They also without ceremony rob the corn-stores, and should the owner remonstrate, he is knocked down with the butt of a musket, and told he is fortunate to escape being shot.

Finding that Speke was determined to move, Mahamed broke up his camp, the whole party, including porters to carry the ivory tusks, amounting to nearly a thousand men.

The Turks, as they marched along, helped themselves from the half-filled bins of the unfortunate natives, who were starving, while the chiefs at the different villages were quarrelling among themselves.

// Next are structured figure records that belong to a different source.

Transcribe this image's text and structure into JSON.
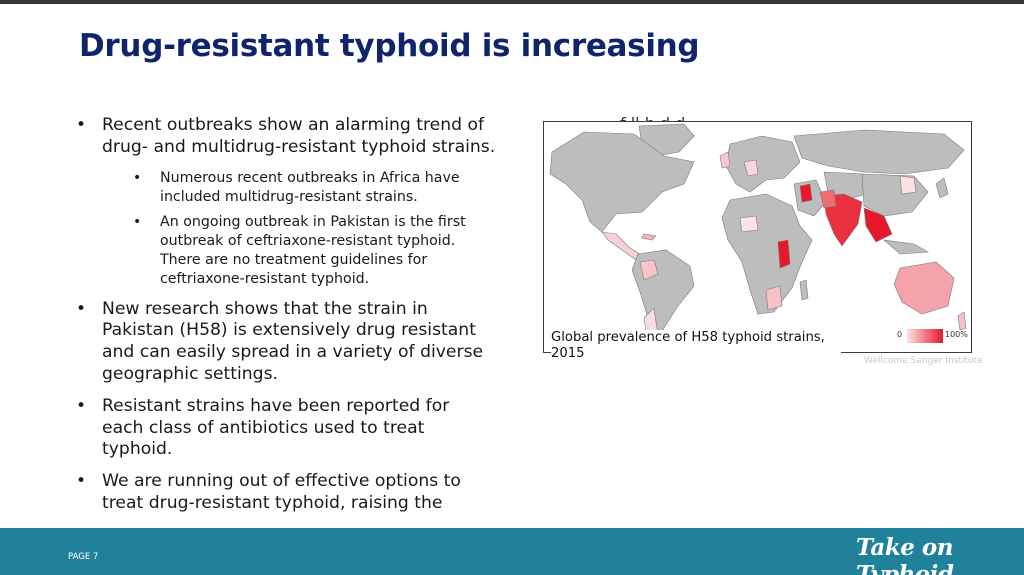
{
  "slide": {
    "title": "Drug-resistant typhoid is increasing",
    "bullets": [
      {
        "text": "Recent outbreaks show an alarming trend of drug- and multidrug-resistant typhoid strains."
      },
      {
        "text": "Numerous recent outbreaks in Africa have included multidrug-resistant strains."
      },
      {
        "text": "An ongoing outbreak in Pakistan is the first outbreak of ceftriaxone-resistant typhoid. There are no treatment guidelines for ceftriaxone-resistant typhoid."
      },
      {
        "text": "New research shows that the strain in Pakistan (H58) is extensively drug resistant and can easily spread in a variety of diverse geographic settings."
      },
      {
        "text": "Resistant strains have been reported for each class of antibiotics used to treat typhoid."
      },
      {
        "text": "We are running out of effective options to treat drug-resistant typhoid, raising the"
      }
    ],
    "hidden_text": "f                                   ll      h    d   d",
    "map": {
      "caption": "Global prevalence of H58 typhoid strains, 2015",
      "legend_min": "0",
      "legend_max": "100%",
      "credit": "Wellcome Sanger Institute",
      "colors": {
        "land": "#bdbdbd",
        "border": "#7a7a7a",
        "high": "#e8182a",
        "mid": "#f06a74",
        "low": "#f9c9cd"
      }
    }
  },
  "footer": {
    "page_label": "PAGE 7",
    "logo_text": "Take on Typhoid",
    "color": "#20819b"
  }
}
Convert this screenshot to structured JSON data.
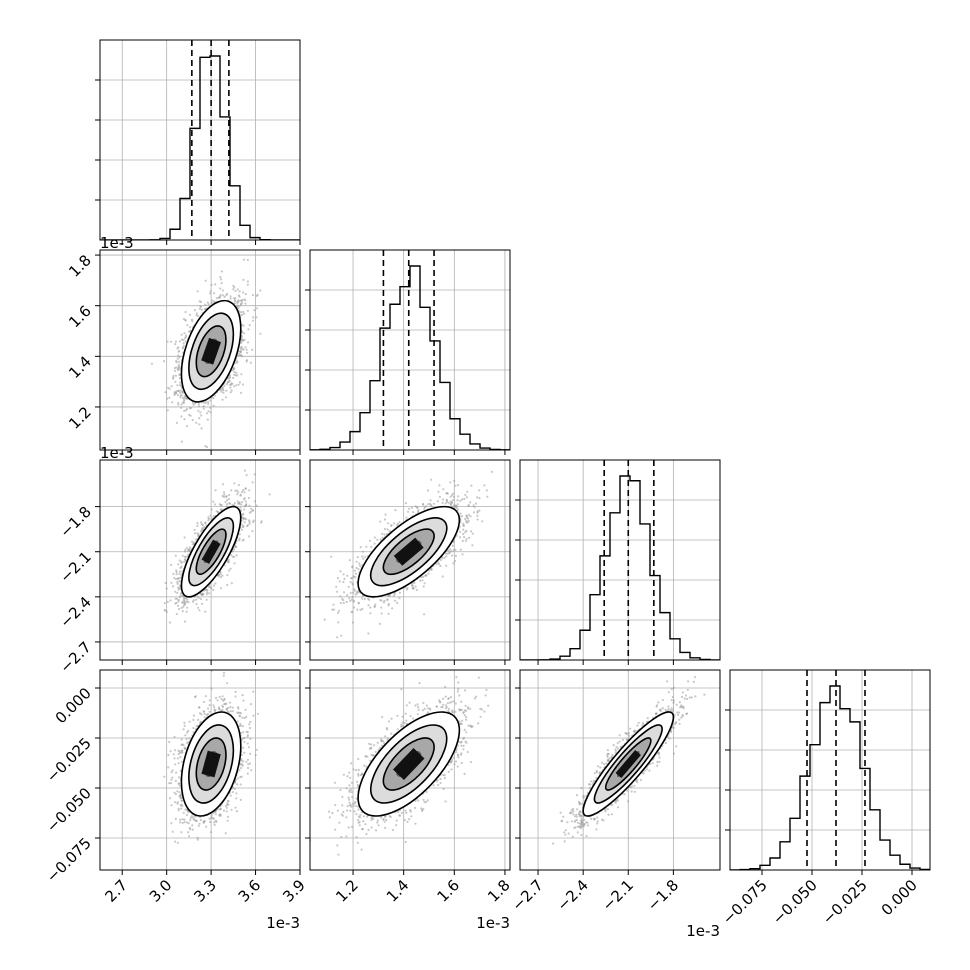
{
  "chart_data": {
    "type": "corner",
    "grid": true,
    "colors": {
      "marks": "#000000",
      "scatter": "#9a9a9a",
      "grid": "#b0b0b0"
    },
    "parameters": [
      {
        "name": "",
        "mean": 0.0033,
        "sd": 0.0001,
        "offset_label": "1e-3",
        "range": [
          0.00255,
          0.0039
        ],
        "ticks": [
          0.0027,
          0.003,
          0.0033,
          0.0036,
          0.0039
        ],
        "tick_labels": [
          "2.7",
          "3.0",
          "3.3",
          "3.6",
          "3.9"
        ],
        "quantiles": [
          0.00317,
          0.0033,
          0.00342
        ]
      },
      {
        "name": "",
        "mean": 0.00142,
        "sd": 0.0001,
        "offset_label": "1e-3",
        "range": [
          0.00103,
          0.00182
        ],
        "ticks": [
          0.0012,
          0.0014,
          0.0016,
          0.0018
        ],
        "tick_labels": [
          "1.2",
          "1.4",
          "1.6",
          "1.8"
        ],
        "quantiles": [
          0.00132,
          0.00142,
          0.00152
        ]
      },
      {
        "name": "",
        "mean": -0.0021,
        "sd": 0.00015,
        "offset_label": "1e-3",
        "range": [
          -0.00282,
          -0.00149
        ],
        "ticks": [
          -0.0027,
          -0.0024,
          -0.0021,
          -0.0018
        ],
        "tick_labels": [
          "−2.7",
          "−2.4",
          "−2.1",
          "−1.8"
        ],
        "quantiles": [
          -0.00226,
          -0.0021,
          -0.00193
        ]
      },
      {
        "name": "",
        "mean": -0.038,
        "sd": 0.013,
        "offset_label": "",
        "range": [
          -0.091,
          0.009
        ],
        "ticks": [
          -0.075,
          -0.05,
          -0.025,
          0.0
        ],
        "tick_labels": [
          "−0.075",
          "−0.050",
          "−0.025",
          "0.000"
        ],
        "quantiles": [
          -0.0525,
          -0.038,
          -0.0235
        ]
      }
    ],
    "correlations": [
      [
        1.0,
        0.45,
        0.75,
        0.35
      ],
      [
        0.45,
        1.0,
        0.7,
        0.65
      ],
      [
        0.75,
        0.7,
        1.0,
        0.9
      ],
      [
        0.35,
        0.65,
        0.9,
        1.0
      ]
    ],
    "histogram_bins": 20,
    "contour_levels": [
      0.5,
      1.0,
      1.5,
      2.0
    ],
    "scatter_points_per_panel": 2600
  }
}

One night a party of warriors from another place appeared in front of the village near which they were encamped, and the next morning the villagers turned out and killed two of them. The enemy, as they retired, cried out that as soon as the guns were gone the villagers must look out for themselves.

Speke and Grant, however, kept their own pots boiling by shooting antelopes and other game. The Turks ate anything they could get hold of. Greatly to the disgust of the Seedees, they devoured a crocodile which was killed; they also feasted off crocodiles’ eggs.

They were now passing through the Bari country. Villages were numerous, but the inhabitants fled as soon as they appeared. Whenever the Turks halted, they sacked the villages of provisions.

At Doro, which they reached on the 13th of February, the Turks having plundered the nearest villages, the natives turned out with their arms, and war drums were beaten as a sign that they intended to attack the camp. As soon as darkness set in, they attempted to steal into the camp, but, being frightened off by the patrols, hundreds collected in front and set fire to the grass, brandishing torches in their hands, howling like demons, and swearing that they would annihilate their enemies in the morning.

On the 15th of February the travellers approached Gondokoro, and to their delight saw in the distance a white speck, which marked the position of the Austrian mission-house. Soon afterwards the masts of the Nile boats could be seen.

The Toorkees halting to fire a feu de joie, the party marched in together.

While making enquiries for Petherick, they caught sight of a sturdy English figure approaching them. Uttering a hearty cheer and waving their hats, they rushed forward and, greatly to their delight, found themselves shaking hands with Mr, now Sir Samuel, Baker, the elephant hunter of Ceylon, who had bravely come out in search of them.